Now Nagorski leaned forward. “Yes, Inspector Pekkala. Yes, it does, and I could have saved you some time and myself a very expensive meal if you had simply let me tell your errand boy—”

“That ‘errand boy,’ as you call him, is a major of Internal Security.”

“Even NKVD officers can be errand boys, Inspector, if their bosses are running the country. What I could have told your major is the same thing I’m going to tell you now—which is that there has been no breach of security.”

“The weapon you are calling the T-34 is known to our enemies,” said Pekkala. “I’m afraid that is a fact you can’t deny.”

“Of course, its existence is known! You can’t design, build, and field-test a machine weighing thirty tons and expect it to remain invisible. But its existence is not what I’m talking about. The secret lies in what it can do. I admit it’s true that there are members of my design team who could tell you pieces of this puzzle, but only one person knows its full potential.” Nagorski sat back and folded his arms. Sweat was running down his polished face. “That would be me, Inspector Pekkala.”

“There is something I don’t understand,” said Pekkala. “What is so special about your invention? Don’t we already have tanks?”

Nagorski coughed out a laugh. “Certainly! There is the T-26.” He let one hand fall open, as if a miniature tank were resting on his palm. “But it is too slow.” The hand closed into a fist. “Then there is the BT series.” The other hand fell open. “But it doesn’t have enough armor. You might as well ask me why we are building weapons at all when there are plenty of stones lying around to throw at our enemies when they invade.”

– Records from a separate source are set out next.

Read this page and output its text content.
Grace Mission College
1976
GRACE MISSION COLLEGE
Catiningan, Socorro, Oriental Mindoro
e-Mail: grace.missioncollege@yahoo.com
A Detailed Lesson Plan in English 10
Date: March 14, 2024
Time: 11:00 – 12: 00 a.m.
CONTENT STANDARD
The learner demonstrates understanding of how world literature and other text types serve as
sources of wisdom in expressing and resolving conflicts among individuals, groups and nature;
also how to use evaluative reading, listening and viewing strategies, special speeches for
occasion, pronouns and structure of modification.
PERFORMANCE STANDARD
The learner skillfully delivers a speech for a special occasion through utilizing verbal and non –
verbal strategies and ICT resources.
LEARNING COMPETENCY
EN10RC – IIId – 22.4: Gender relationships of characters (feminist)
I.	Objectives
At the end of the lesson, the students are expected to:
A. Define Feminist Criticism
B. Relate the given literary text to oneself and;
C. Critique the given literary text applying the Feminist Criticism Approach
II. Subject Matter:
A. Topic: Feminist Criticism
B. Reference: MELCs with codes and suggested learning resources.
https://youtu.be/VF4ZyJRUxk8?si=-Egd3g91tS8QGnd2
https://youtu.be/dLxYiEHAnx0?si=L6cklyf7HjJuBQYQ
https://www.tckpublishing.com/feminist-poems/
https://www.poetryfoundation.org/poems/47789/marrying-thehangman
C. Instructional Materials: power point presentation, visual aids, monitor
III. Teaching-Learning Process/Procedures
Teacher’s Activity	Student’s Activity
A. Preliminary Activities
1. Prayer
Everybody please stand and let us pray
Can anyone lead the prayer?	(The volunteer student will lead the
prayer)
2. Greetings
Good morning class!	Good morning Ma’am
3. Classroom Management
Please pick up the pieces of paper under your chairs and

“You sound very confident, Comrade Nagorski.”

“I am more than confident!” Nagorski barked in his face. “I am certain, and it is not merely because I invented the T-34. It is because I have faced tanks in battle. Only when you have watched them lumbering towards you, and you know you are helpless to stop them, do you understand why tanks can win not only a battle but a war.”

“When did you face tanks?” Pekkala asked.

“In the war we fought against Germany, and God help us if we ever have to fight another. When the war broke out in the summer of 1914, I was in Lyon, competing in the French Grand Prix. Back then, racing automobiles was my entire life. I won that race, you know, the only automobile race our country has ever won. It was the happiest day of my life, and it would have been perfect if my chief mechanic hadn’t been struck by one of the other race cars, which skidded off the track.”

“Was he killed?” asked Pekkala.

“No,” replied Nagorski, “but he was badly injured. You see, racing is a dangerous game, Inspector, even if you’re not behind the wheel.”

“When did you first become interested in these machines?”